Company reports 133% growth in postage business revenue over second quarter 2000, with 65% gross margin and narrowed losses

SANTA MONICA, Calif. – July 12, 2001 – Stamps.com(TM) (Nasdaq: STMP) today announced that revenue in the second quarter of 2001 was $5.1 million. Second quarter 2001 gross margin was 65% compared to 39% in the first quarter 2001. Second quarter cash net loss from continuing operations was $5.2 million, which excludes non-cash charges, restructuring and write down charges and loss related to the sale of iShip. On a per share basis, the equivalent continuing operations loss for the second quarter 2001 was $0.10 per share based on the weighted average common shares outstanding of 49.4 million. Cash and short-term investments as of June 30, 2001 was $197.6 million, or $4.00 per weighted average share.

“We have done a tremendous job of cutting costs over the last couple of quarters, greatly improving our bottom line,” said CEO Bruce Coleman. “Our focus now is on growing our top line profitably through growing our core Internet Postage business, adding revenue streams with current customers, and finding new customer segments.”

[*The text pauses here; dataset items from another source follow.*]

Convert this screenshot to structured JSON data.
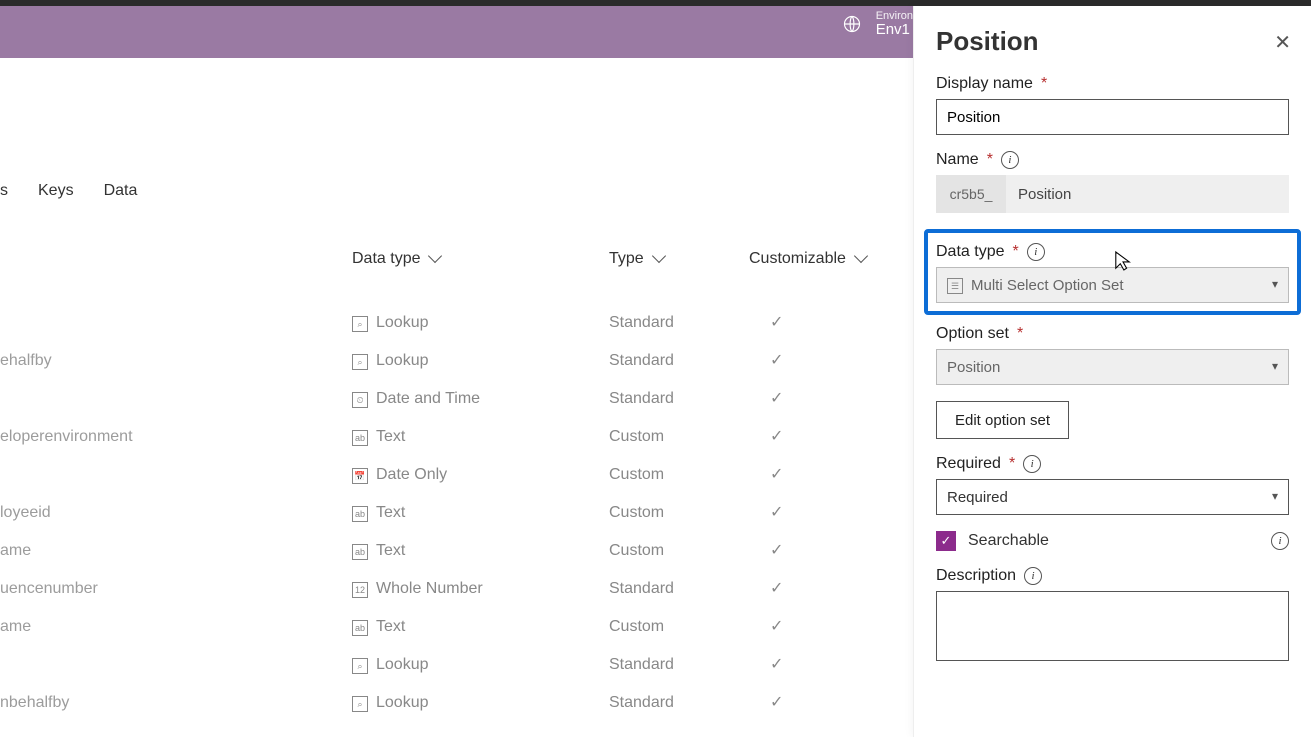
{
  "header": {
    "env_label": "Environ",
    "env_value": "Env1"
  },
  "tabs": {
    "t1": "s",
    "t2": "Keys",
    "t3": "Data"
  },
  "columns": {
    "datatype": "Data type",
    "type": "Type",
    "customizable": "Customizable"
  },
  "rows": [
    {
      "name": "",
      "dt": "Lookup",
      "type": "Standard"
    },
    {
      "name": "ehalfby",
      "dt": "Lookup",
      "type": "Standard"
    },
    {
      "name": "",
      "dt": "Date and Time",
      "type": "Standard"
    },
    {
      "name": "eloperenvironment",
      "dt": "Text",
      "type": "Custom"
    },
    {
      "name": "",
      "dt": "Date Only",
      "type": "Custom"
    },
    {
      "name": "loyeeid",
      "dt": "Text",
      "type": "Custom"
    },
    {
      "name": "ame",
      "dt": "Text",
      "type": "Custom"
    },
    {
      "name": "uencenumber",
      "dt": "Whole Number",
      "type": "Standard"
    },
    {
      "name": "ame",
      "dt": "Text",
      "type": "Custom"
    },
    {
      "name": "",
      "dt": "Lookup",
      "type": "Standard"
    },
    {
      "name": "nbehalfby",
      "dt": "Lookup",
      "type": "Standard"
    }
  ],
  "panel": {
    "title": "Position",
    "display_name_label": "Display name",
    "display_name_value": "Position",
    "name_label": "Name",
    "name_prefix": "cr5b5_",
    "name_value": "Position",
    "data_type_label": "Data type",
    "data_type_value": "Multi Select Option Set",
    "option_set_label": "Option set",
    "option_set_value": "Position",
    "edit_option_set": "Edit option set",
    "required_label": "Required",
    "required_value": "Required",
    "searchable": "Searchable",
    "description_label": "Description",
    "description_value": ""
  }
}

Stamps.com acquired 43,000 gross customers and ended the quarter at 307,000 active customers. For the second quarter 2001, total sales and marketing expenditures were $2.9 million compared with $4.3 million in the first quarter of 2001, and gross customer acquisition cost including promotional costs for the second quarter was $86. Cash burn for the second quarter was approximately $4 million, excluding one-time and unusual items such as restructuring charges, asset purchases, and contract settlements.

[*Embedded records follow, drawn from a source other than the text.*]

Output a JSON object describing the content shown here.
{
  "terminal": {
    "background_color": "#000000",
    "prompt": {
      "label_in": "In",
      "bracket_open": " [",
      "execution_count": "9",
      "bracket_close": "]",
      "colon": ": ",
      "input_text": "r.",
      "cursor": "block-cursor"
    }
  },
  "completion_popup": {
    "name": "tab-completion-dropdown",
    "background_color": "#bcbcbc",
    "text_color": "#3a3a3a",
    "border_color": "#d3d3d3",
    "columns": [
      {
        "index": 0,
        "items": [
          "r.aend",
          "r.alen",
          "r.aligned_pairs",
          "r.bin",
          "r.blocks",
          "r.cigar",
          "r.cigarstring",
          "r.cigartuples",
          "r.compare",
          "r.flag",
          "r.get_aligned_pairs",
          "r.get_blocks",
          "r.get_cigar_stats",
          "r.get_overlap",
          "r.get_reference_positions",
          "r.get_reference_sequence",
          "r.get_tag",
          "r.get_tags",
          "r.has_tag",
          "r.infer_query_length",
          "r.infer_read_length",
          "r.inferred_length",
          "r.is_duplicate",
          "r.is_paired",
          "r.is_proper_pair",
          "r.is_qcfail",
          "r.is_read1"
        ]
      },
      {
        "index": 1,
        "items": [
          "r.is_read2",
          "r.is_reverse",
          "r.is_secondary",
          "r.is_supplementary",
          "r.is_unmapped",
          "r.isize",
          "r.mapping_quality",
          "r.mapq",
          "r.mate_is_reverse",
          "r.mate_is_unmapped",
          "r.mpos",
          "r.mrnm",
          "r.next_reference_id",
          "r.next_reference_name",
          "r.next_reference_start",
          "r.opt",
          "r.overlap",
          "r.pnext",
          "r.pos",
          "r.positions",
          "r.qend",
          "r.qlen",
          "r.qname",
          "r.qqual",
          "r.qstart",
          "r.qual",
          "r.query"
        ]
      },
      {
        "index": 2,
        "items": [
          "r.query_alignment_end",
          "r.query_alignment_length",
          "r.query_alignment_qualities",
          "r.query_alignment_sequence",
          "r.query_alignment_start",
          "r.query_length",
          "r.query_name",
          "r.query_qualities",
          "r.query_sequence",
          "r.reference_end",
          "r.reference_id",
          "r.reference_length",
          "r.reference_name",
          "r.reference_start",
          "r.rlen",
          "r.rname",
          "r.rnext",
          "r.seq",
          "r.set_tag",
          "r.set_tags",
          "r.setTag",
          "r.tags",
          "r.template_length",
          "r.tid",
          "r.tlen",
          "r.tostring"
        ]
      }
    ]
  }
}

Revenue guidance for 2001 has slightly decreased from $23 million to $22 million. Gross margin is expected to be slightly less than 60% for the year, up from original expectations of 50%. Total sales and marketing spend will be $14 million, slightly less than previous guidance. The revenue expectations for 2002 have been reduced to $29 million, and the company now expects to be cash flow positive from continuing operations in the second quarter of 2002.

About Stamps.com

Stamps.com (Nasdaq: STMP) is the leading provider of Internet-based postage services. Its flagship product, Stamps.com Internet Postage, enables customers to print U.S. Postal Service-approved postage via a computer and Internet connection. Based in Santa Monica, California, Stamps.com serves more than 300,000 customers.

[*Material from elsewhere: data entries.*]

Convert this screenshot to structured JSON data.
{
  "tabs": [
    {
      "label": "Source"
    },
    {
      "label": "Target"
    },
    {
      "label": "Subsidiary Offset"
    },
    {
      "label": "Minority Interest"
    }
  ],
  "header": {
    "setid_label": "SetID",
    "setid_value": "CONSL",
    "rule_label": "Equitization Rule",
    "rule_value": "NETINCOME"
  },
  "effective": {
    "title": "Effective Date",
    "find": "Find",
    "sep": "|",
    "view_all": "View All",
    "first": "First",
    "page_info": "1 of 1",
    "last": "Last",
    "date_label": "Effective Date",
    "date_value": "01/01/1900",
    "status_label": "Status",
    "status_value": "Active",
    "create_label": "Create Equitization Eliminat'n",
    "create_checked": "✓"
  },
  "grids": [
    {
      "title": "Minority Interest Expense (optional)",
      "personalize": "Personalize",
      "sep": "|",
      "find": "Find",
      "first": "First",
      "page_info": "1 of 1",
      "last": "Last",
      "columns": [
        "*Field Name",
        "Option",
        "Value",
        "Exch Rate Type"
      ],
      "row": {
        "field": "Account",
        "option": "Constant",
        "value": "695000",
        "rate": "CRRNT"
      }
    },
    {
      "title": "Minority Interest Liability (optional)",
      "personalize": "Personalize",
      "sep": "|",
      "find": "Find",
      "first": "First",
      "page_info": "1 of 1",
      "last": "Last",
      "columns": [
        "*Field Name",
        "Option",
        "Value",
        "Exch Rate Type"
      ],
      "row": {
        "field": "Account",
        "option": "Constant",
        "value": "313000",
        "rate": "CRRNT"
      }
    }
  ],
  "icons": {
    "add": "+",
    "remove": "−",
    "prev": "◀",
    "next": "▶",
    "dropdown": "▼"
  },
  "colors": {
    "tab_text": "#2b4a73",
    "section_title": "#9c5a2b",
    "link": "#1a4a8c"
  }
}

“Safe Harbor” Statement under the Private Securities Litigation Reform Act of 1995: This release may contain forward-looking statements that involve risks and uncertainties. Important factors, including the company’s ability to achieve profitability, which could cause actual results to differ materially from those in the forward-looking statements, are detailed in filings with the Securities and Exchange Commission made from time to time by Stamps.com, including its annual report on Form 10-K for the fiscal year ended December 31, 2000, its quarterly report on Form 10-Q for the fiscal quarter ending March 31, 2001, and its Current Reports on Form 8-K/A. Stamps.com undertakes no obligation to release publicly any revisions to any forward- looking statements to reflect events or circumstances after the date hereof or to reflect the occurrence of unanticipated events.

Stamps.com, E-Stamp, and the Stamps.com logo are trademarks of Stamps.com Inc. All other brands and names are property of their respective owners.